If the EU leaders think that they can now enjoy their summer holidays, having managed various compromises on the Constitution and the Presidency, they can think again. Even before the European Parliament starts mewling about the new Commission (it rarely does anything else), there will be the question of the Commission proposals for financial reform.
This will have nothing to do with the Lisbon process or the need to make the European economy the strongest and most competitive in the world but with the financing of the EU. In other words, the fight will be real and bloody because it will be about the money that is to be handed over by member states to the Union.
Romano Prodi, the outgoing President is due to present the Commission’s plan in two weeks’ time on how the EU should fund itself in the next period under discussion: 2007 – 2013.
(In parenthesis, we may note yet again that one reason why the EU manages to push its plans through unchecked is because it thinks in managerial rather than political terms. Its political ideas are founded on five year plans a long way ahead. They are not disturbed by elections and possible changes of ruling parties, for they do not alter the legislative and regulatory process; nor are they affected by the need for an annual presentation of the budget to Parliament for that is not how the financing operates.)

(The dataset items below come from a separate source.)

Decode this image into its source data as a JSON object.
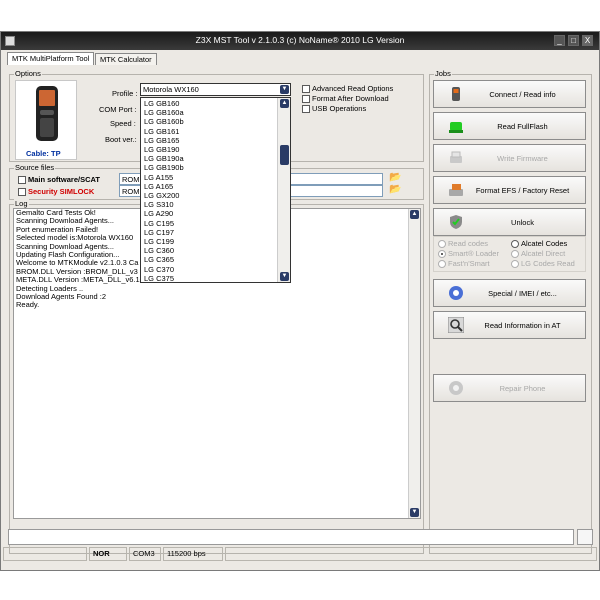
{
  "window": {
    "title": "Z3X MST Tool v 2.1.0.3 (c) NoName® 2010 LG Version",
    "controls": [
      "_",
      "□",
      "X"
    ]
  },
  "tabs": [
    "MTK MultiPlatform Tool",
    "MTK Calculator"
  ],
  "options": {
    "legend": "Options",
    "phone_label": "Cable: TP",
    "profile_label": "Profile :",
    "profile_value": "Motorola WX160",
    "comport_label": "COM Port :",
    "speed_label": "Speed :",
    "bootver_label": "Boot ver.:",
    "checkboxes": [
      "Advanced Read Options",
      "Format After Download",
      "USB Operations"
    ]
  },
  "profile_dropdown": [
    "LG GB160",
    "LG GB160a",
    "LG GB160b",
    "LG GB161",
    "LG GB165",
    "LG GB190",
    "LG GB190a",
    "LG GB190b",
    "LG A155",
    "LG A165",
    "LG GX200",
    "LG S310",
    "LG A290",
    "LG C195",
    "LG C197",
    "LG C199",
    "LG C360",
    "LG C365",
    "LG C370",
    "LG C375"
  ],
  "source_files": {
    "legend": "Source files",
    "rows": [
      {
        "label": "Main software/SCAT",
        "color": "#000000",
        "field": "ROM"
      },
      {
        "label": "Security SIMLOCK",
        "color": "#d00000",
        "field": "ROM"
      }
    ]
  },
  "log": {
    "legend": "Log",
    "lines": [
      "Gemalto Card Tests Ok!",
      "Scanning Download Agents...",
      "Port enumeration Failed!",
      "Selected model is:Motorola WX160",
      "Scanning Download Agents...",
      "Updating Flash Configuration...",
      "Welcome to MTKModule v2.1.0.3 Ca",
      "BROM.DLL Version :BROM_DLL_v3",
      "META.DLL Version :META_DLL_v6.1044.00 From 2012/03/26 12:52:38",
      "Detecting Loaders ..",
      "Download Agents Found :2",
      "Ready."
    ]
  },
  "jobs": {
    "legend": "Jobs",
    "buttons": [
      {
        "label": "Connect / Read info",
        "icon": "phone-icon",
        "enabled": true
      },
      {
        "label": "Read FullFlash",
        "icon": "green-light-icon",
        "enabled": true
      },
      {
        "label": "Write Firmware",
        "icon": "printer-icon",
        "enabled": false
      },
      {
        "label": "Format EFS / Factory Reset",
        "icon": "disk-tool-icon",
        "enabled": true
      },
      {
        "label": "Unlock",
        "icon": "shield-check-icon",
        "enabled": true
      },
      {
        "label": "Special / IMEI / etc...",
        "icon": "gear-blue-icon",
        "enabled": true
      },
      {
        "label": "Read Information in AT",
        "icon": "magnifier-icon",
        "enabled": true
      },
      {
        "label": "Repair Phone",
        "icon": "gear-gray-icon",
        "enabled": false
      }
    ],
    "radios": [
      {
        "label": "Read codes",
        "enabled": false,
        "selected": false
      },
      {
        "label": "Alcatel Codes",
        "enabled": true,
        "selected": false
      },
      {
        "label": "Smart® Loader",
        "enabled": false,
        "selected": true
      },
      {
        "label": "Alcatel Direct",
        "enabled": false,
        "selected": false
      },
      {
        "label": "Fast'n'Smart",
        "enabled": false,
        "selected": false
      },
      {
        "label": "LG Codes Read",
        "enabled": false,
        "selected": false
      }
    ]
  },
  "status": {
    "mode": "NOR",
    "port": "COM3",
    "baud": "115200 bps"
  },
  "colors": {
    "dropdown_scroll": "#2a3b66",
    "titlebar": "#2a2a2a",
    "led_green": "#22cc22"
  }
}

Signor Prodi is threatening his colleagues with “radical ideas”, about the most dangerous term one can use in the EU. However, the last time he had “radical ideas” – in February of this year, to be precise – he was attacked by all the net contributors as he suggested that contributions should be raised. At a time of economic recession this was not a popular idea. (To be fair, this would not be a popular idea at any time.)
Now, he seems to have hit on something else. Britain’s rebate, won with some handbagging by Mrs Thatcher in 1984, according to Prodi, belongs to a different era in European history and should be stopped. Instead, there should be a, no doubt extremely cumbersome, system of “generalized correction mechanisms”, whereby any country that reaches a certain level of contribution, should have a rebate. We shall have to see how these mechanisms are supposed to work but those who suspect that they will create a great deal more bureaucracy are probably not far wrong.
Meanwhile, in another corner of the battlefield, there is a some squaring up going on between the UK and the Netherlands. Each Prime Minister maintains that it is he and he alone who won the important concession that EU budget rules can be changed only by unanimity even if the Constitution is implemented.
For Tony Blair much of that is to do with the need to hang on to the rebate as a badge of honour. The Dutch Prime Minister, on the other hand, is talking about the need for a general cap on contributions. He is not likely to be sympathetic to the British case. As the Financial Times put it on July 1:
Jan Peter Balkenende, Dutch prime minister, said his country was fed up with being the biggest per capita contributor to the €100bn annual EU budget and that the whole system of EU financing needed to be reviewed.Nor will there be much sympathy from Germany, the largest net contributor or, in this case, from the much poorer new member states, some of whom, by a freak of accounting, are also net contributors at the moment. Will Mr Blair find that unanimity does not necessarily mean that when a consensus is needed? Watch this space.
Mr Balkenende said Dutch citizens paid six times more into the EU budget, which funds agricultural subsidies, regional aid and other programmes, than their French counterparts.